Brooks Koepka wins second straight US Open

Brooks Koepka became the first man in 29 years to win back-to-back U.S. Open titles Sunday as he shot a 2-under 68 to hold off hard-charging Englishman Tommy Fleetwood by one stroke at Shinnecock Hills.

Facing a course setup and weather conditions that were far more docile than in Saturday’s third round, Koepka moved to the front quickly by birdieing three of the first five holes. But a bogey at No. 6 pulled Koepka back toward the pack and he had to scramble to only drop one shot at the par-3 11th after he airmailed the green with a pitching wedge and found a green side bunker with his second shot.

But Koepka steadied himself and ground his way home in the traditional style of a U.S. Open winner, making par on five of the next six holes and birdieing the par-5 16th to give himself some breathing room.

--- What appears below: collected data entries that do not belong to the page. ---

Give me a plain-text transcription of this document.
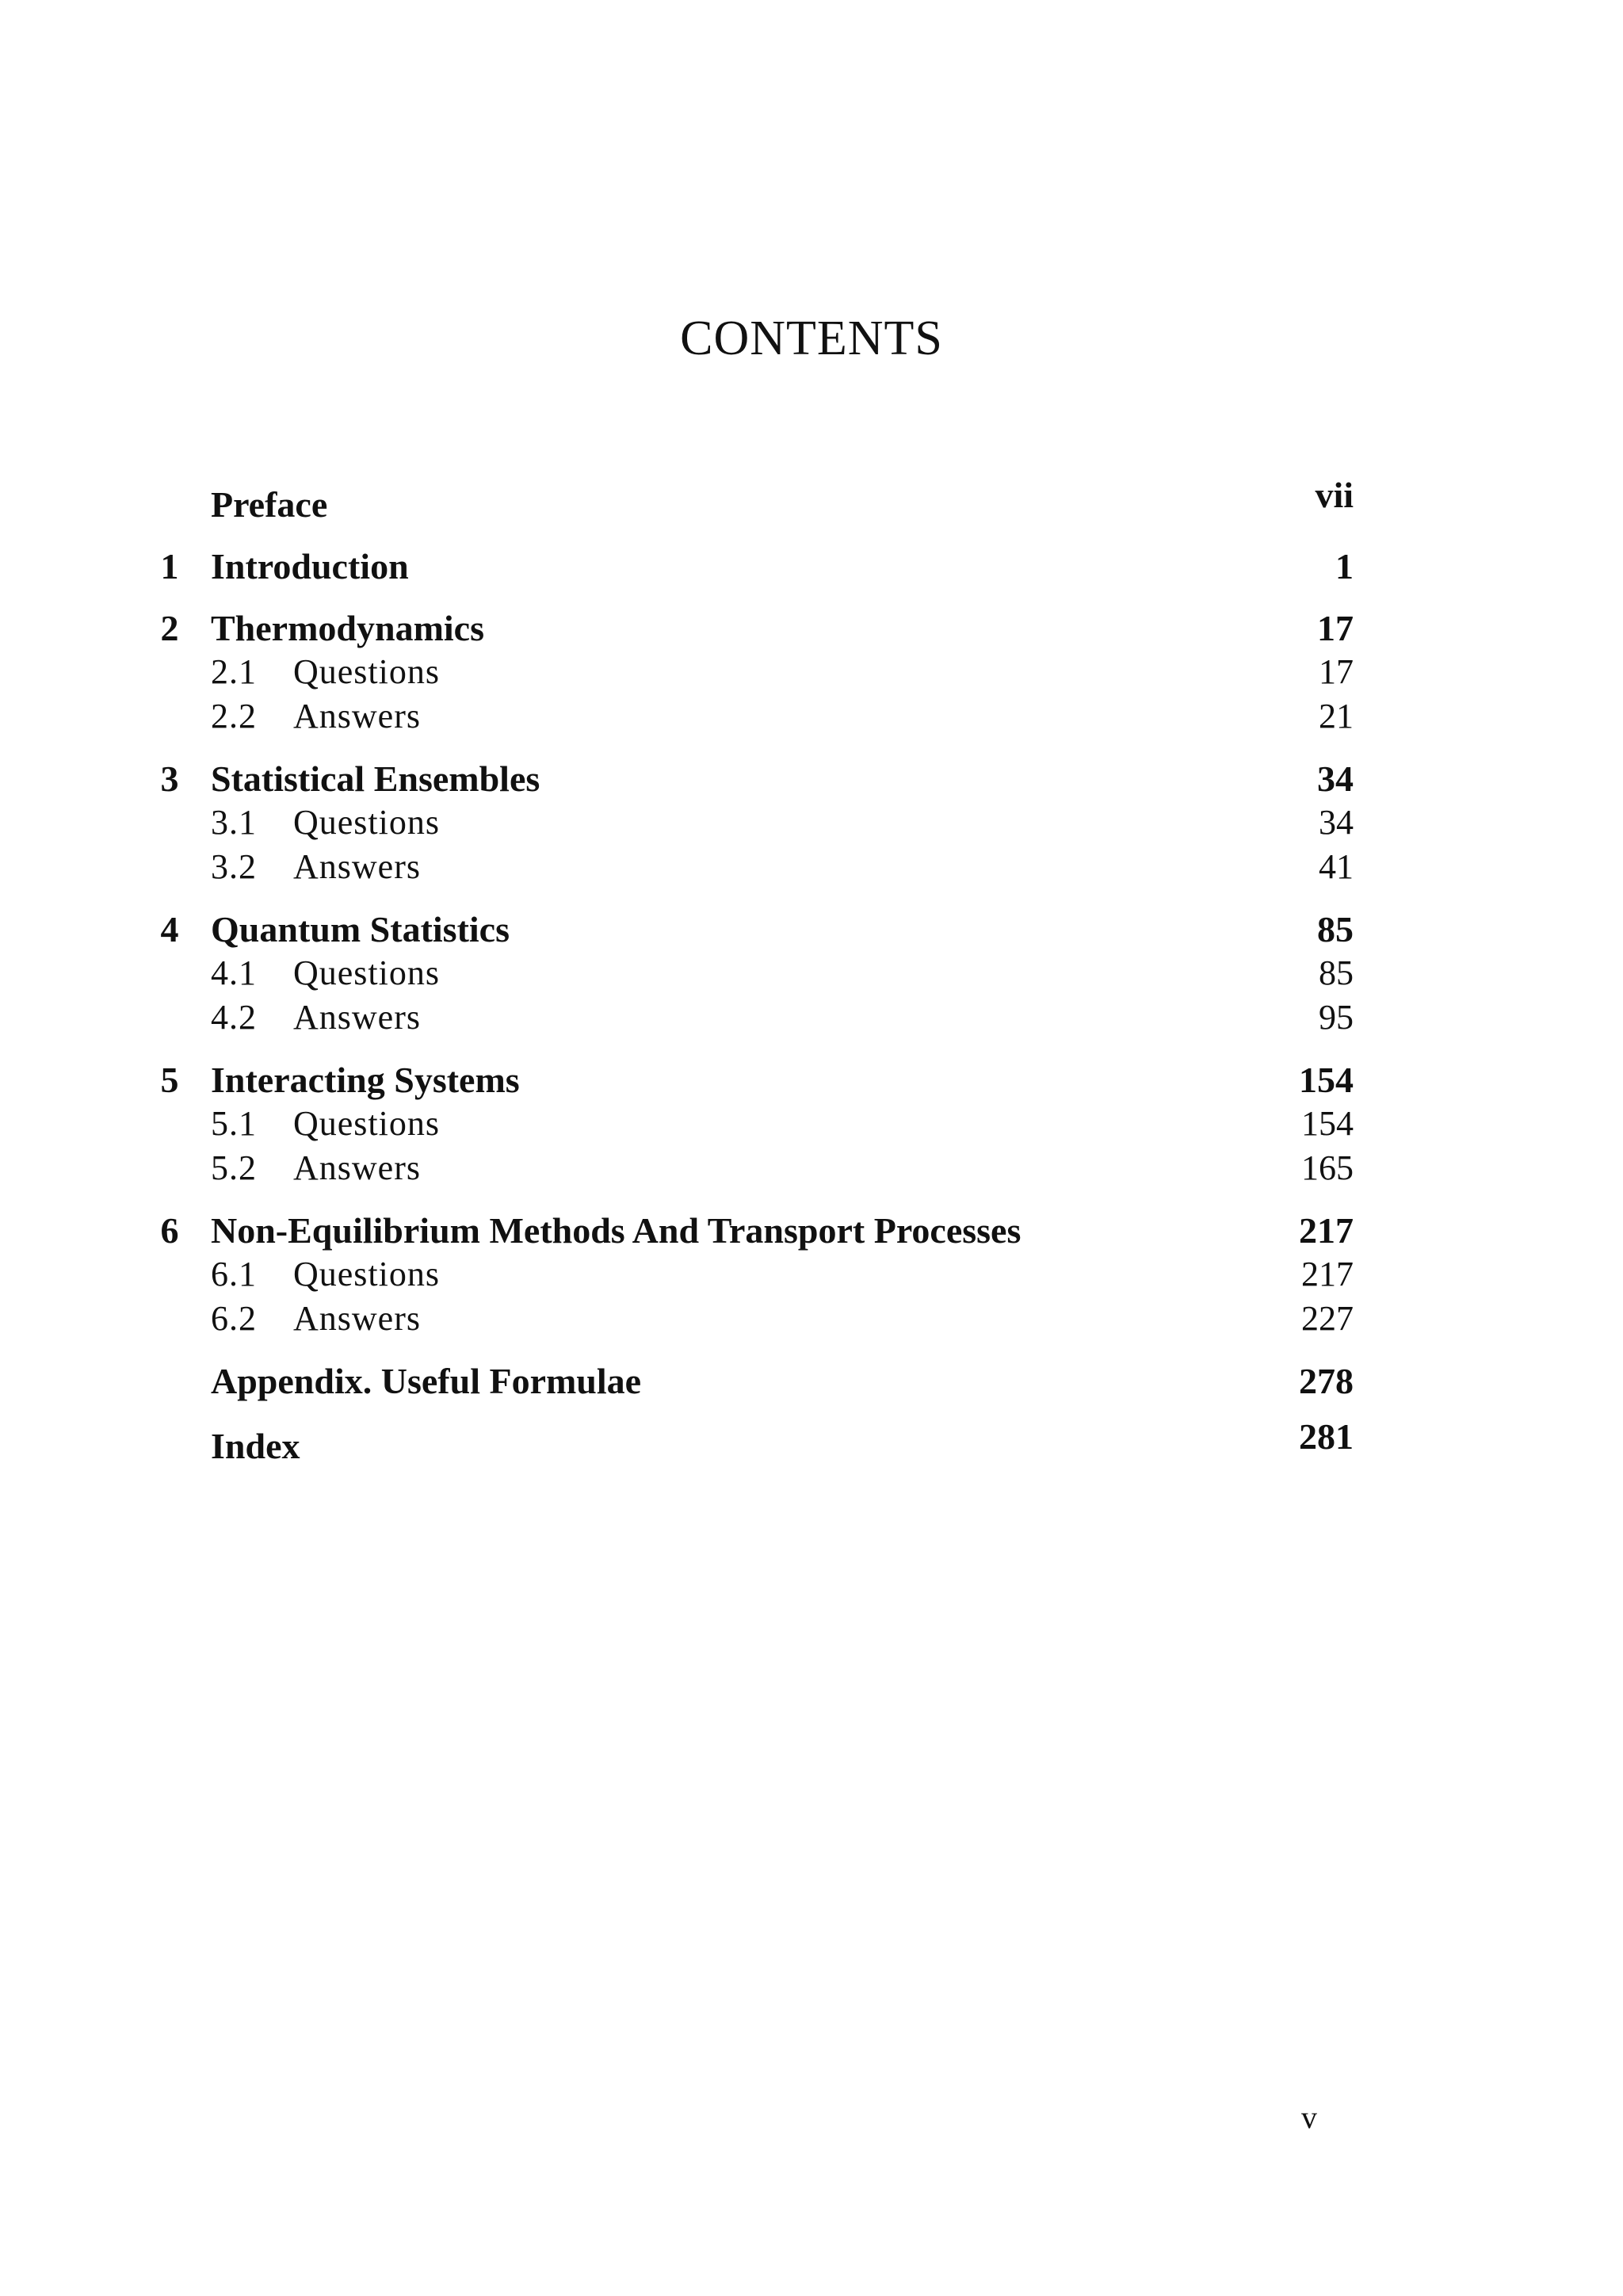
CONTENTS
Preface	vii
1 Introduction	1
2 Thermodynamics	17
2.1 Questions	17
2.2 Answers	21
3 Statistical Ensembles	34
3.1 Questions	34
3.2 Answers	41
4 Quantum Statistics	85
4.1 Questions	85
4.2 Answers	95
5 Interacting Systems	154
5.1 Questions	154
5.2 Answers	165
6 Non-Equilibrium Methods And Transport Processes	217
6.1 Questions	217
6.2 Answers	227
Appendix. Useful Formulae	278
Index	281
v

He two-putt bogeyed the 18th hole, but that turned out to be a footnote rather than a haunting collapse.

Koepka finished at 1-over-par 281 for the championship, completing the first successful U.S. Open title defense since Curtis Strange in 1989. It was the first time since 2013 at Merion that no one broke par in the U.S. Open.

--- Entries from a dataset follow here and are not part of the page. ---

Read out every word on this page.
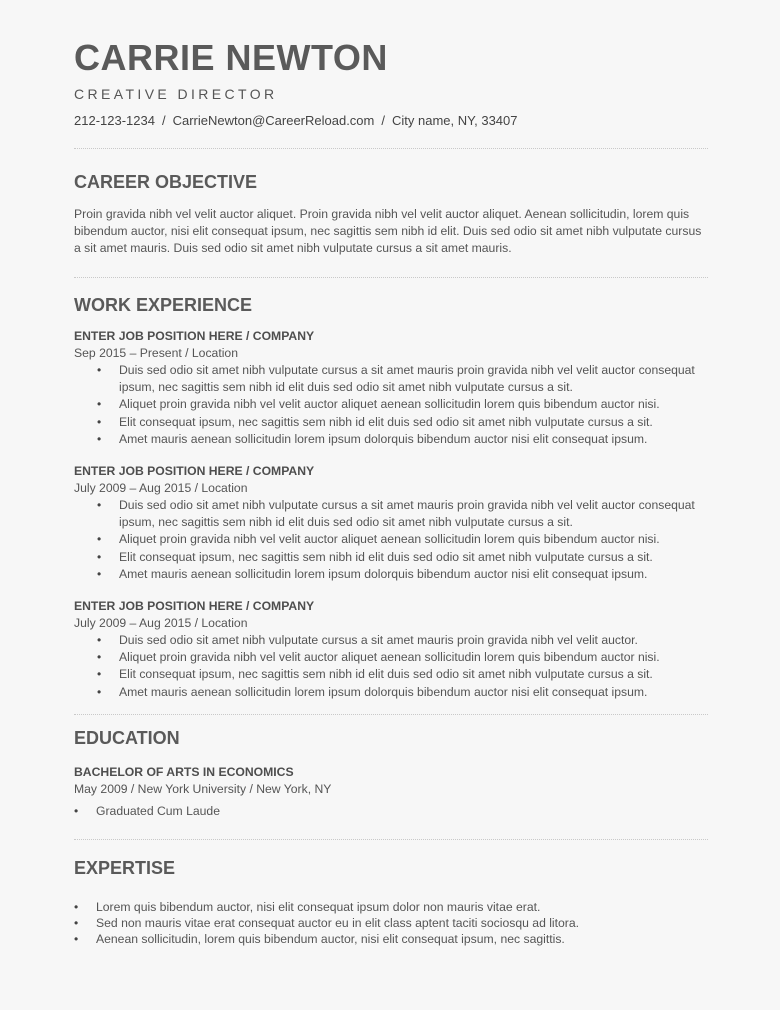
CARRIE NEWTON
CREATIVE DIRECTOR
212-123-1234 / CarrieNewton@CareerReload.com / City name, NY, 33407
CAREER OBJECTIVE
Proin gravida nibh vel velit auctor aliquet. Proin gravida nibh vel velit auctor aliquet. Aenean sollicitudin, lorem quis bibendum auctor, nisi elit consequat ipsum, nec sagittis sem nibh id elit. Duis sed odio sit amet nibh vulputate cursus a sit amet mauris. Duis sed odio sit amet nibh vulputate cursus a sit amet mauris.
WORK EXPERIENCE
ENTER JOB POSITION HERE / COMPANY
Sep 2015 – Present / Location
• Duis sed odio sit amet nibh vulputate cursus a sit amet mauris proin gravida nibh vel velit auctor consequat ipsum, nec sagittis sem nibh id elit duis sed odio sit amet nibh vulputate cursus a sit.
• Aliquet proin gravida nibh vel velit auctor aliquet aenean sollicitudin lorem quis bibendum auctor nisi.
• Elit consequat ipsum, nec sagittis sem nibh id elit duis sed odio sit amet nibh vulputate cursus a sit.
• Amet mauris aenean sollicitudin lorem ipsum dolorquis bibendum auctor nisi elit consequat ipsum.
ENTER JOB POSITION HERE / COMPANY
July 2009 – Aug 2015 / Location
• Duis sed odio sit amet nibh vulputate cursus a sit amet mauris proin gravida nibh vel velit auctor consequat ipsum, nec sagittis sem nibh id elit duis sed odio sit amet nibh vulputate cursus a sit.
• Aliquet proin gravida nibh vel velit auctor aliquet aenean sollicitudin lorem quis bibendum auctor nisi.
• Elit consequat ipsum, nec sagittis sem nibh id elit duis sed odio sit amet nibh vulputate cursus a sit.
• Amet mauris aenean sollicitudin lorem ipsum dolorquis bibendum auctor nisi elit consequat ipsum.
ENTER JOB POSITION HERE / COMPANY
July 2009 – Aug 2015 / Location
• Duis sed odio sit amet nibh vulputate cursus a sit amet mauris proin gravida nibh vel velit auctor.
• Aliquet proin gravida nibh vel velit auctor aliquet aenean sollicitudin lorem quis bibendum auctor nisi.
• Elit consequat ipsum, nec sagittis sem nibh id elit duis sed odio sit amet nibh vulputate cursus a sit.
• Amet mauris aenean sollicitudin lorem ipsum dolorquis bibendum auctor nisi elit consequat ipsum.
EDUCATION
BACHELOR OF ARTS IN ECONOMICS
May 2009 / New York University / New York, NY
• Graduated Cum Laude
EXPERTISE
• Lorem quis bibendum auctor, nisi elit consequat ipsum dolor non mauris vitae erat.
• Sed non mauris vitae erat consequat auctor eu in elit class aptent taciti sociosqu ad litora.
• Aenean sollicitudin, lorem quis bibendum auctor, nisi elit consequat ipsum, nec sagittis.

Fleetwood, Koepka’s closest competitor, was nine over par -- six strokes back of the leaders -- when he teed off two hours and 23 minutes ahead of the last group. Taking advantage of friendly pin placements and relatively light winds, Fleetwood became the sixth man to shoot 63 at a U.S. Open and joined Johnny Miller as the only man to do it in the final round.

But Fleetwood (282) left Shinnecock with regrets, missing an 8-foot birdie putt on 18 that would have given him a 62, tied him with Koepka for the lead, and forced a two-hole playoff.

Dustin Johnson (283), the 2016 champion and 36-hole leader, had several chances to match Koepka only to have his putter fail him. Johnson shot 70 and finished two shots behind.

Masters champion Patrick Reed (284) started the day three strokes off the lead, but birdied five of the first seven holes to briefly share the lead with Koepka. But bogeys on 9, 11 and 12 were too much to overcome as Reed shot 68, finishing three shots behind Koepka and missing the chance to complete the first Masters-U.S. Open double since Jordan Spieth accomplished the feat in 2015.

Tony Finau and Daniel Berger started the day in the final pairing, but both men appeared to let the occasion get to them. Finau bogeyed three of the first four holes, while Berger dropped shots on two of the first three holes. Finau (285) shot 72 and finished fifth, four shots behind Koepka. Berger (286) shot 73 to join Xander Schauffele, Tyrrell Hatton and Henrik Stenson in a tie for sixth at 6-over par.

The Associated Press contributed to this report.